O’Malley has been fighting for the party to expand the debate schedule beyond the six that are currently on the docket.

He argued Sunday that more debates are necessary, particularly in light of Clinton’s email controversy, because the issue threatens to swallow the race for the Democratic nomination.

“It’s so important that as Democrats we start having debates about other issues as well,” O’Malley said. “I’m not saying there aren’t legitimate questions to be answered here by Secretary Clinton, but for our part as a party, we need to talk about the things that will actually get wages to go up rather than down, that people care about around their kitchen tables…that’s why we need to have debates.”

“Otherwise, our party is being defined by Hillary Clinton’s email scandal, and it’s not good for our country,” he added.

O’Malley on Sunday was also critical of Clinton for only recently announcing her opposition to the Keystone XL pipeline.

The former Maryland governor noted that he came out against the project last year, and alleged Clinton’s opposition was made out of political expediency and based on public opinion polls and focus groups.

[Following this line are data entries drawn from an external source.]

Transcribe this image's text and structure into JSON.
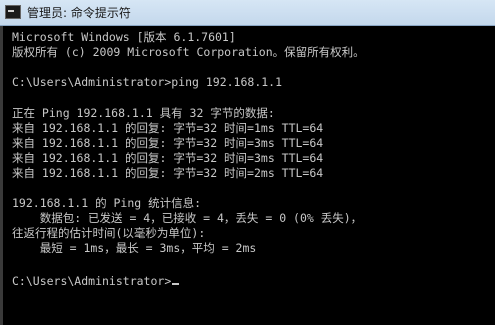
{
  "window": {
    "title": "管理员: 命令提示符"
  },
  "console": {
    "lines": [
      "Microsoft Windows [版本 6.1.7601]",
      "版权所有 (c) 2009 Microsoft Corporation。保留所有权利。",
      "",
      "C:\\Users\\Administrator>ping 192.168.1.1",
      "",
      "正在 Ping 192.168.1.1 具有 32 字节的数据:",
      "来自 192.168.1.1 的回复: 字节=32 时间=1ms TTL=64",
      "来自 192.168.1.1 的回复: 字节=32 时间=3ms TTL=64",
      "来自 192.168.1.1 的回复: 字节=32 时间=3ms TTL=64",
      "来自 192.168.1.1 的回复: 字节=32 时间=2ms TTL=64",
      "",
      "192.168.1.1 的 Ping 统计信息:",
      "    数据包: 已发送 = 4，已接收 = 4，丢失 = 0 (0% 丢失)，",
      "往返行程的估计时间(以毫秒为单位):",
      "    最短 = 1ms，最长 = 3ms，平均 = 2ms",
      "",
      "C:\\Users\\Administrator>"
    ]
  }
}
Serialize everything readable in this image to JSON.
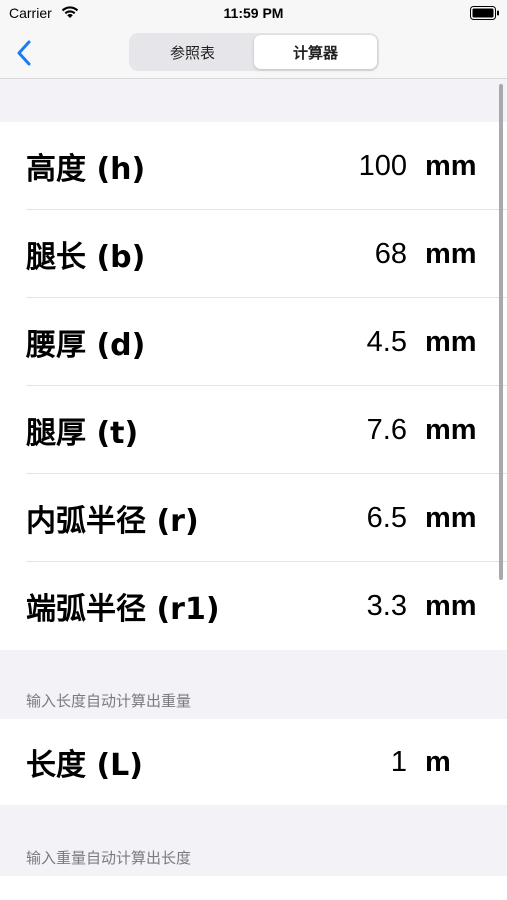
{
  "status_bar": {
    "carrier": "Carrier",
    "time": "11:59 PM"
  },
  "nav": {
    "back_icon": "chevron-left-icon",
    "tabs": [
      {
        "label": "参照表",
        "selected": false
      },
      {
        "label": "计算器",
        "selected": true
      }
    ],
    "accent": "#1a7cf5"
  },
  "dimensions": [
    {
      "label": "高度 (h)",
      "value": "100",
      "unit": "mm"
    },
    {
      "label": "腿长 (b)",
      "value": "68",
      "unit": "mm"
    },
    {
      "label": "腰厚 (d)",
      "value": "4.5",
      "unit": "mm"
    },
    {
      "label": "腿厚 (t)",
      "value": "7.6",
      "unit": "mm"
    },
    {
      "label": "内弧半径 (r)",
      "value": "6.5",
      "unit": "mm"
    },
    {
      "label": "端弧半径 (r1)",
      "value": "3.3",
      "unit": "mm"
    }
  ],
  "length_section": {
    "caption": "输入长度自动计算出重量",
    "row": {
      "label": "长度 (L)",
      "value": "1",
      "unit": "m"
    }
  },
  "weight_section": {
    "caption": "输入重量自动计算出长度"
  }
}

“I came out against the Keystone pipeline over a year ago. Why? Because I believe it’s contrary to our nation’s best interests of moving forward to a clean energy future,” O’Malley said.

“That’s what real leadership is about,” he continued. “That’s the sort of new leadership we’re looking for. Not the sort of leadership that waits for poll numbers or focus groups or puts a finger in the air to see which way public opinion is going. No, that’s not leadership.”